"Excusez-moi", "Pardon, oui je sais, c'est ma faute", "Merci beaucoup, oui désolée"... Chaque jour, des dizaines, voire des centaines de fois, vous vous excusez, sans relâche. Parce qu'on vous a bousculée aux toilettes, que vous croisez votre boss et que vous ne savez pas quoi dire (euh... bonjour ?), ou qu'on vous demande quand vous comptez rendre le bilan hebdo alors qu'on n'est pourtant que lundi. C'est comme ça, vous êtes bien élevée, pensez-vous à raison. Pourtant, il est un fait : s'excuser à tout bout de champ, qui plus est lorsqu'on n'est absolument pas en tort, n'est pas constructif, et ne vous attirera pas la bienveillance de vos congénères, ainsi que vous pouviez le supposer. Au contraire, peut-être s'habitueront-ils à votre éternelle contrition, comme on n'écoute plus des rabrouements trop souvent exprimés, ceux-ci perdant alors leur force initiale, éteignant peu à peu l'autorité ambitionnée de leur auteur. S'excuser pour tout et rien, en préambule de ses mails ou de ses prises de parole, témoigne souvent d'un manque de confiance en soi palpable que vos collaborateurs finiront pas ne plus pardonner, vous cantonnant sans même s'en rendre compte à ce rôle d'éternelle fautive prise dans les phares d'une voiture lors que les autres continuent leur petit bonhomme de chemin. En bref, trop de sorry tue la courtoisie, en particulier chez les femmes, plus souvent atteintes par cette désoladdiction que leurs homologues mâles*. Il va falloir agir.

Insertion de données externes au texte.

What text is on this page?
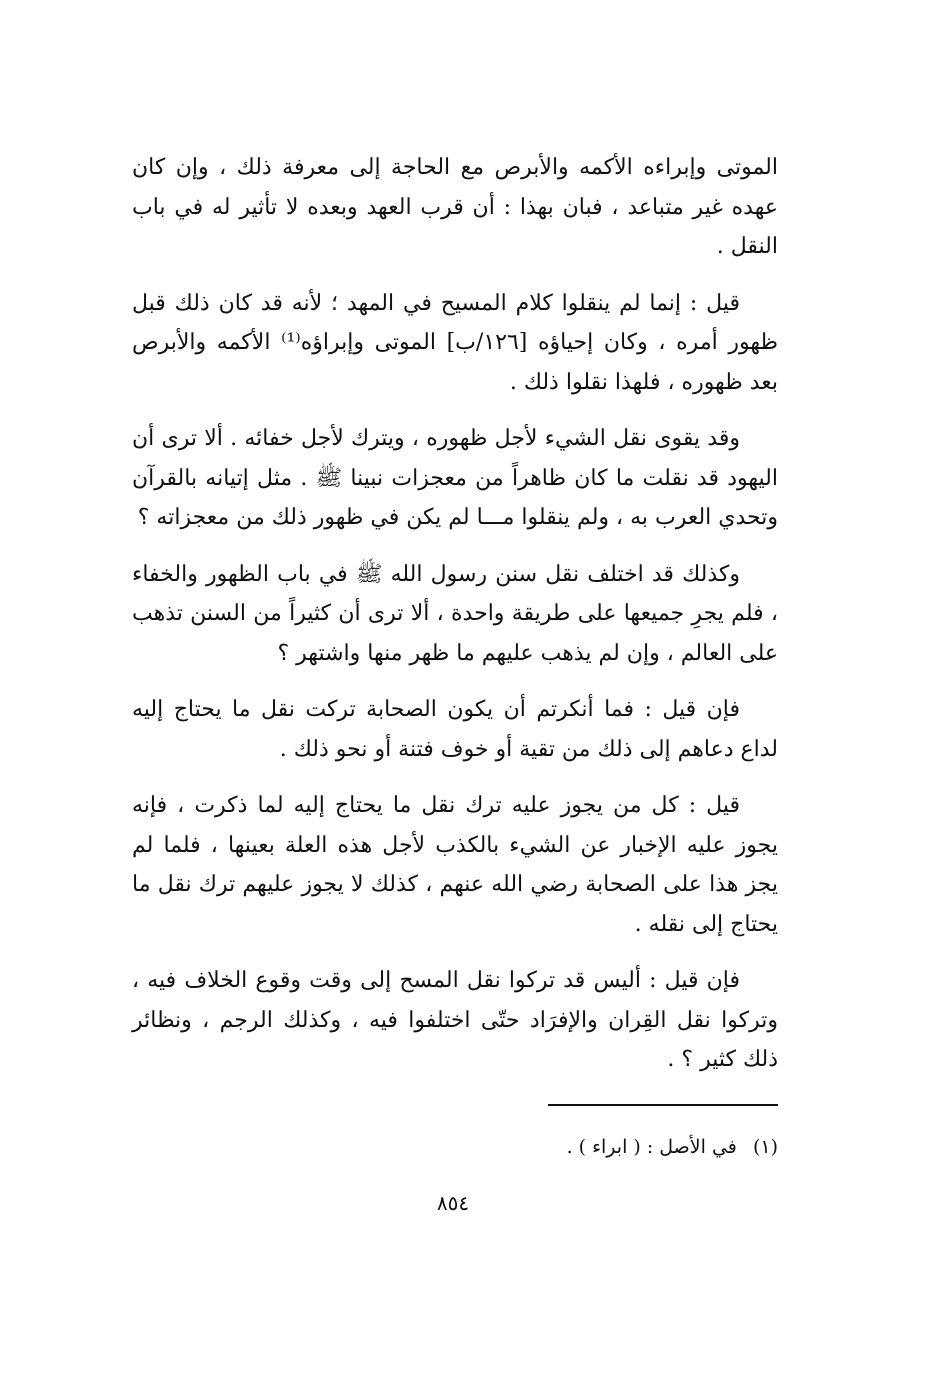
الموتى وإبراءه الأكمه والأبرص مع الحاجة إلى معرفة ذلك ، وإن كان عهده غير متباعد ، فبان بهذا : أن قرب العهد وبعده لا تأثير له في باب النقل .

قيل : إنما لم ينقلوا كلام المسيح في المهد ؛ لأنه قد كان ذلك قبل ظهور أمره ، وكان إحياؤه [١٢٦/ب] الموتى وإبراؤه⁽¹⁾ الأكمه والأبرص بعد ظهوره ، فلهذا نقلوا ذلك .

وقد يقوى نقل الشيء لأجل ظهوره ، ويترك لأجل خفائه . ألا ترى أن اليهود قد نقلت ما كان ظاهراً من معجزات نبينا ﷺ . مثل إتيانه بالقرآن وتحدي العرب به ، ولم ينقلوا مـــا لم يكن في ظهور ذلك من معجزاته ؟

وكذلك قد اختلف نقل سنن رسول الله ﷺ في باب الظهور والخفاء ، فلم يجرِ جميعها على طريقة واحدة ، ألا ترى أن كثيراً من السنن تذهب على العالم ، وإن لم يذهب عليهم ما ظهر منها واشتهر ؟

فإن قيل : فما أنكرتم أن يكون الصحابة تركت نقل ما يحتاج إليه لداع دعاهم إلى ذلك من تقية أو خوف فتنة أو نحو ذلك .

قيل : كل من يجوز عليه ترك نقل ما يحتاج إليه لما ذكرت ، فإنه يجوز عليه الإخبار عن الشيء بالكذب لأجل هذه العلة بعينها ، فلما لم يجز هذا على الصحابة رضي الله عنهم ، كذلك لا يجوز عليهم ترك نقل ما يحتاج إلى نقله .

فإن قيل : أليس قد تركوا نقل المسح إلى وقت وقوع الخلاف فيه ، وتركوا نقل القِران والإفرَاد حتّى اختلفوا فيه ، وكذلك الرجم ، ونظائر ذلك كثير ؟ .

(١) في الأصل : ( ابراء ) .
٨٥٤
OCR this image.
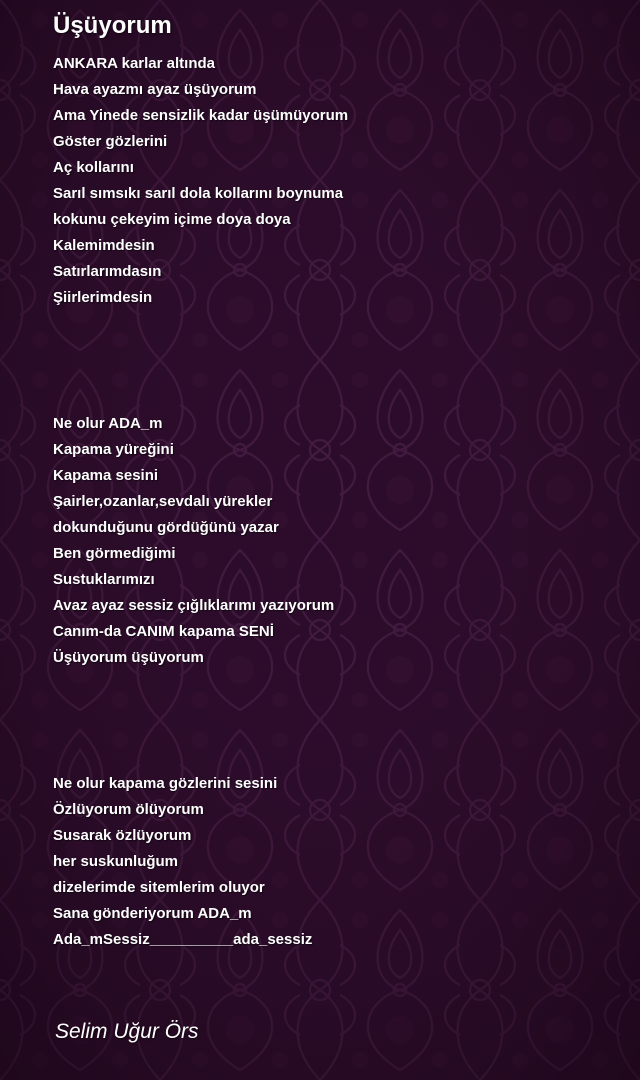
Üşüyorum
ANKARA karlar altında
Hava ayazmı ayaz üşüyorum
Ama Yinede sensizlik kadar üşümüyorum
Göster gözlerini
Aç kollarını
Sarıl sımsıkı sarıl dola kollarını boynuma
kokunu çekeyim içime doya doya
Kalemimdesin
Satırlarımdasın
Şiirlerimdesin
Ne olur ADA_m
Kapama yüreğini
Kapama sesini
Şairler,ozanlar,sevdalı yürekler
dokunduğunu gördüğünü yazar
Ben görmediğimi
Sustuklarımızı
Avaz ayaz sessiz çığlıklarımı yazıyorum
Canım-da CANIM kapama SENİ
Üşüyorum üşüyorum
Ne olur kapama gözlerini sesini
Özlüyorum ölüyorum
Susarak özlüyorum
her suskunluğum
dizelerimde sitemlerim oluyor
Sana gönderiyorum ADA_m
Ada_mSessiz__________ada_sessiz

Selim Uğur Örs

Pas si simple, pourtant, car ce tic verbal, sans que vous en vous soyez forcément rendu compte, est devenu une véritable drogue, une béquille langagière qui vous permet de combler le vide, le blanc que vous redoutez tant, et vous en débarrasser ne va pas être aussi simple qu'il n'y paraît. Alors certes, un séjour en rehab n'est (pour le moment) pas envisagé, mais une petite feuille de route pour les prochains jours grandement conseillée.
Il y a quelques mois, un plug-in Gmail appelé "Just Not Sorry" a été lancé aux Etats-Unis et cartonne Outre-atlantique. Kézako ? Un gadget qui souligne dans vos mails les abus d'excuses, comme Word le fait avec vos fautes d'orthographe. En mars, la journaliste Céline Puertas testait une "sorry detox" hebdo pour le magazine Glamour. Comme il est aujourd'hui acté (si, si) qu'une bonne habitude s'acquiert en même temps qu'une mauvaise se perd, selon une durée canonique et gravée dans le Web exactement équivalente à 21 jours lunaires, nous vous proposons donc de suivre, ensemble, un véritable et très sérieux sorry défi detox !
Quoi ? Mais que va-t-il se passer ? Ne vais-je pas avoir l'air d'une ignoble malpolie, une diva, une sans-gêne ? A priori, non. Ca n'est pas parce que vous ne vous répandrez pas en excuses pour expliquer que vous n'avez pas eu le temps de finir votre rapport que la Terre s'arrêtera de tourner, pas plus que si vous vous contentez de sourire lorsque vous buterez contre un compagnon d'infortune dans le métro. A J zéro, comptabilisez vos excuses quotidiennes, pour avoir un pojnt de départ. Octroyez-vous deux jokers, que vous brandirez lorsque votre comportement abject et objectivement malvenu nécessitera réellement que vous demandiez pardon (rétrécissement de pull de conjoint, oubli d'anniversaire de BFF, renversage de café sur jolie robe neuve de collègue gentille).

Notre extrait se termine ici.